Leaders have developed the capabilities to succeed in their analytics efforts. Indeed, while laggards remain focused on applying data for reporting, leaders are using analytics to evaluate risks and tradeoffs, understand cost and revenue drivers, and predict trends to help drive business performance and innovation. Leaders are driving the innovation agenda through analytics to create value, as shown in Figure 2. Executives have always needed to have a forward view of their business and analytics provides them with a vehicle to develop a more comprehensive and informed view of what could impact their business.

Tremendous value can be tapped through analytics by creating new products, services and business opportunities and reducing friction throughout the business and supply chain. Armed with data around materials and parts, U.S. automakers are dropping the traditional six- to 12-month product innovation cycle down to mere weeks through powerful new simulations.
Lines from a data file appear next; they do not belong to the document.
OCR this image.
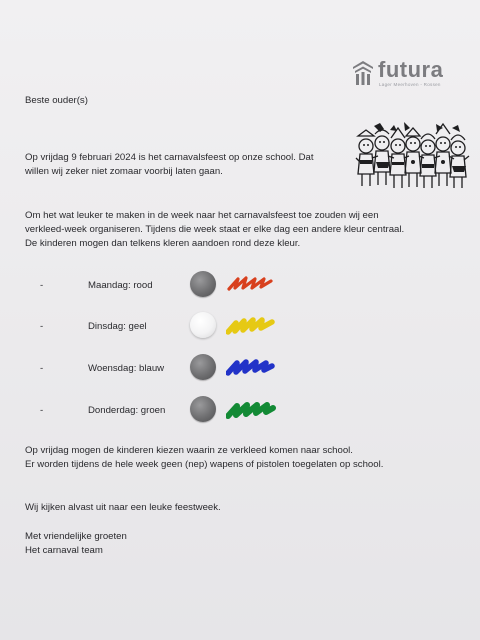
futura
Lager Meerhoven - Rossen
Beste ouder(s)
Op vrijdag 9 februari 2024 is het carnavalsfeest op onze school. Dat
willen wij zeker niet zomaar voorbij laten gaan.
Om het wat leuker te maken in de week naar het carnavalsfeest toe zouden wij een
verkleed-week organiseren. Tijdens die week staat er elke dag een andere kleur centraal.
De kinderen mogen dan telkens kleren aandoen rond deze kleur.
-	Maandag: rood
-	Dinsdag: geel
-	Woensdag: blauw
-	Donderdag: groen
Op vrijdag mogen de kinderen kiezen waarin ze verkleed komen naar school.
Er worden tijdens de hele week geen (nep) wapens of pistolen toegelaten op school.
Wij kijken alvast uit naar een leuke feestweek.
Met vriendelijke groeten
Het carnaval team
Leading retailers are using analytics to ensure that delivery time, product pricing and store layouts are perfectly planned and executed across the whole chain. They also continue to address the challenge of combining targeted customer marketing with pricing and advertising to optimize the sales process.


The growth, range and speed of data hold tremendous promise for transforming management models and the ways in which organizations make decisions. But doing so will require mobilizing the organization to tap into the potential value that data offers. Data and decision making can no longer reside in their own siloes; the former must inform the latter in order to unlock competitive advantage.

Analytics brings change and executives accustomed to “going with their gut” are likely to resist this change, because they are unaccustomed to working with probabilities generated from a predictive model. But this change is inevitable. Keep in mind that only four per cent of LEAP study participants dismiss analytics as a “passing fad.” Successful enterprises will seize the Big Data opportunity by advancing their cultures to drive an enterprise-wide analytic operating model that places data science at the centre of their business strategy and management practices.